5. The large-diameter novel piston component of the reciprocating compressor according to claim 3, wherein the shaft side mandrel (111) is arranged in a countersunk hole and comprises a first shaft side ring (116) and a second shaft side ring (117), a plurality of shaft side rib plates (114) are arranged around the outer rings of the first shaft side ring (116) and the second shaft side ring (117) at uniform intervals, rib plate through holes (118) are formed in the shaft side rib plates (114) for weight reduction, and the shaft side end plate (112) is arranged at the end part of the first shaft side ring (116) far away from the second shaft side ring (117).

6. The large diameter new piston component of reciprocating compressor of claim 4, wherein said cap side mandrel (211) is counter bored and comprises a first cap side ring (216) and a second cap side ring (217).

7. The large-diameter novel piston part of a reciprocating compressor according to any one of claims 2 to 4, wherein the shaft-side piston body (11) further comprises a shaft-side rib plate (114), the cover-side piston body (21) further comprises a cover-side rib plate (214), the shaft-side rib plate (114) is connected with the shaft-side end plate (112), the shaft-side mandrel (111) and the shaft-side outer ring (113) in a welded mode and adopts full-welded double-sided fillet welds or girth welds, and the cover-side rib plate (214) is fixedly connected with the cover-side end plate (212), the cover-side mandrel (211) and the cover-side outer ring (213) in a welded mode and adopts full-welded double-sided fillet welds or girth welds.
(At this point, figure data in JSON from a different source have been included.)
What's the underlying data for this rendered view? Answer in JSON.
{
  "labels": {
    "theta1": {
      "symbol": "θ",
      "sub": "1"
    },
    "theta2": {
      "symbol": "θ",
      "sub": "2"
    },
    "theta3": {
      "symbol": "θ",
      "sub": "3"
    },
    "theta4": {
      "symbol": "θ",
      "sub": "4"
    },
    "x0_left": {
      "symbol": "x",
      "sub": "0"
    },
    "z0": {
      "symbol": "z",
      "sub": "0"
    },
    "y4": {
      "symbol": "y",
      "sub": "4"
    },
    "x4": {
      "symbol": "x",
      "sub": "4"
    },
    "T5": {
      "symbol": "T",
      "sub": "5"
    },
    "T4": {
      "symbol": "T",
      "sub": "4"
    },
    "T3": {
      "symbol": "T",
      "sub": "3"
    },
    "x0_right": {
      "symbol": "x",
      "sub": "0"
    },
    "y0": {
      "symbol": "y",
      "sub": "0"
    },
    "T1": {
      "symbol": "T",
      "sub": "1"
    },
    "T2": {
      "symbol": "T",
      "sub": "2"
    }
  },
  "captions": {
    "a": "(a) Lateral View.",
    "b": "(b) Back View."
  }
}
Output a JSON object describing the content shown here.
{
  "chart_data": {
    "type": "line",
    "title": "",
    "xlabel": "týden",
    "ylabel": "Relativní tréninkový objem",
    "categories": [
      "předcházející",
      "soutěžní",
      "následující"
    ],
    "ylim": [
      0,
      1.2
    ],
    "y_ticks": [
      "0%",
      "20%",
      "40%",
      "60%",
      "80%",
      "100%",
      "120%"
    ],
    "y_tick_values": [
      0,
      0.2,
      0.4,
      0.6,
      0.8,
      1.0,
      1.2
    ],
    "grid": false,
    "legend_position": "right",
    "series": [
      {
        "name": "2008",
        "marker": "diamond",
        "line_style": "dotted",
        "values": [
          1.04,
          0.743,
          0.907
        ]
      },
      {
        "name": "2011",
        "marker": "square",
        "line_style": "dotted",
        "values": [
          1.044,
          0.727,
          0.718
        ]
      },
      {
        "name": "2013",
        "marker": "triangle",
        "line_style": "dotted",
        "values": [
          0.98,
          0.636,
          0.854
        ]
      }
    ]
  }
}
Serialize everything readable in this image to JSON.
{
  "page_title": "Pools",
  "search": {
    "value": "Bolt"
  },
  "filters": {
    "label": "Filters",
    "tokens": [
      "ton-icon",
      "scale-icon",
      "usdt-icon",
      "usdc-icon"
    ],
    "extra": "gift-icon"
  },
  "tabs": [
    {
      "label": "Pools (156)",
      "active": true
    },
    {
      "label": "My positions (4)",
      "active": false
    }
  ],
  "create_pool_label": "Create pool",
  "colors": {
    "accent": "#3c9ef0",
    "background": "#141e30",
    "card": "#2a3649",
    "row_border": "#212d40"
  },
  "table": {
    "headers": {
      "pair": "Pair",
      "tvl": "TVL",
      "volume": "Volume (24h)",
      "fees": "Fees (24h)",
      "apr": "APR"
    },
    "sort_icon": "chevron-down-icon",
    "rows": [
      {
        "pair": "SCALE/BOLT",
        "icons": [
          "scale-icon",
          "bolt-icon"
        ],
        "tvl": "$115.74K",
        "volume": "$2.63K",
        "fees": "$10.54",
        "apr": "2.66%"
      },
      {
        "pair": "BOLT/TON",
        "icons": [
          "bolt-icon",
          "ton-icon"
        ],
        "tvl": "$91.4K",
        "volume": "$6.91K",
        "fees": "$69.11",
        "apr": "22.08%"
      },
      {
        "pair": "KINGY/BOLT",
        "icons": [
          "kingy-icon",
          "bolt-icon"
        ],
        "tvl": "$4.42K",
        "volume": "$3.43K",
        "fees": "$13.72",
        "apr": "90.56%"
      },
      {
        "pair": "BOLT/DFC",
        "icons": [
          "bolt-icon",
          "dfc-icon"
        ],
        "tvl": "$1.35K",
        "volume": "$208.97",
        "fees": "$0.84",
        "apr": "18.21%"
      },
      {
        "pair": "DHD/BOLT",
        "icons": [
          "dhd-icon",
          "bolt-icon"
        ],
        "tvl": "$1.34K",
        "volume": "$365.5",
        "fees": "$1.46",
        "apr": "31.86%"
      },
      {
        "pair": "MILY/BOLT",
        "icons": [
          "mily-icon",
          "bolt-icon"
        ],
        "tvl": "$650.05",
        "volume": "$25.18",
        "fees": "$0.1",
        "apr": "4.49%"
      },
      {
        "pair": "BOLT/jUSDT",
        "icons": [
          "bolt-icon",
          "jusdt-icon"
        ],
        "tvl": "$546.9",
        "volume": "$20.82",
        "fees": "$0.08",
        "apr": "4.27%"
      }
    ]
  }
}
8. The large-diameter novel piston part of a reciprocating compressor according to claim 1, wherein the shaft side positioning spigot (12) and the cover side positioning spigot (22) are respectively arranged in a convex and concave manner on the outer ring of the shaft side piston body (11) and the outer ring of the cover side piston body (21), and the shaft side positioning spigot (12) and the cover side positioning spigot (22) are engaged and positioned through the convex and concave portions.

9. The large-diameter novel piston part of a reciprocating compressor according to claim 4, wherein a cover side positioning spigot (22) and a shaft side positioning spigot (12) are assembled and fixed between the cover side piston body (21) and the shaft side piston body (11), a joint end face is arranged in a gapless manner after the cover side positioning spigot (22) and the shaft side positioning spigot (12) are matched, and a separation distance is arranged between a shaft side rib plate (114) and a cover side rib plate (214) after the cover side piston body (21) and the shaft side piston body (11) are matched and installed through the cover side positioning spigot (22) and the shaft side positioning spigot (12).

10. The large-diameter novel piston member of a reciprocating compressor according to claim 4, wherein the shaft-side end plate (112) and the cover-side end plate (212) are each provided with an end plate shaft hole (119) which is coaxial with and penetrates the shaft-side core shaft (111) and the cover-side core shaft (211), respectively.